New Jersey Recognizes “Maritial Communication Privelege” and “Spousal Privilege”

On January 23, 2012, State v. James J. Mauti, 208 N.J. 519 (2012) – In a unanimous opinion, the Supreme Court affirmed the Appellate Division, finding that the spousal privilege (N.J.R.E. 501(2)) could not be pierced by applying the factors set forth in In re Kozlov, 79 N.J. 232 (1979).
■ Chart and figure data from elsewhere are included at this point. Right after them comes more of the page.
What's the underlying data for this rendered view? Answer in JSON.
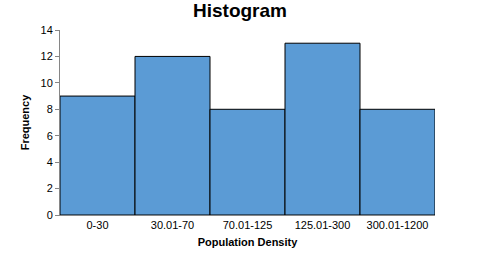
{
  "chart_data": {
    "type": "bar",
    "title": "Histogram",
    "x_label": "Population Density",
    "y_label": "Frequency",
    "categories": [
      "0-30",
      "30.01-70",
      "70.01-125",
      "125.01-300",
      "300.01-1200"
    ],
    "values": [
      9,
      12,
      8,
      13,
      8
    ],
    "color": "#5b9bd5",
    "ylim": [
      0,
      14
    ],
    "yticks": [
      0,
      2,
      4,
      6,
      8,
      10,
      12,
      14
    ],
    "grid": false
  }
}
The Court recognized that privileges inhibit the truth-seeking function but are regarded as serving a more important public interest than the need for full disclosure; thus they stand in a “disfavored status.” Any party can waive a privilege, and may do so implicitly where they put a confidential communication in issue in litigation. The current Evidence Rules recognize two marital privileges — the “marital-communications privilege,” which deals with marital communications, and the “spousal privilege,” in which one spouse can refuse to testify against the other. And privileges are not absolute; occasionally they may yield to competing legal principles. But Kozlov did not establish a broad equitable balancing test subjecting any privilege to piercing if the adversary “needs” relevant evidence they cannot obtain elsewhere. Because the witness did not hold the privilege when the crimes occurred or during her grand jury testimony because she was not married to defendant at that time, she had no privilege and there was nothing for her to waive. The Court also determined that her post-marriage invocation was not the kind of “strategicdealing” that courts had condemned. And, as the Court put it, “[o]ur own conclusions about what would be better policy are simply of no consequence.”

Justice Long delivered the opinion of the Court, in which Chief Justice Rabner and Justices LaVecchia, Albin, Hoens, and Patterson; and Judge Wefing (temporarily assigned) join in.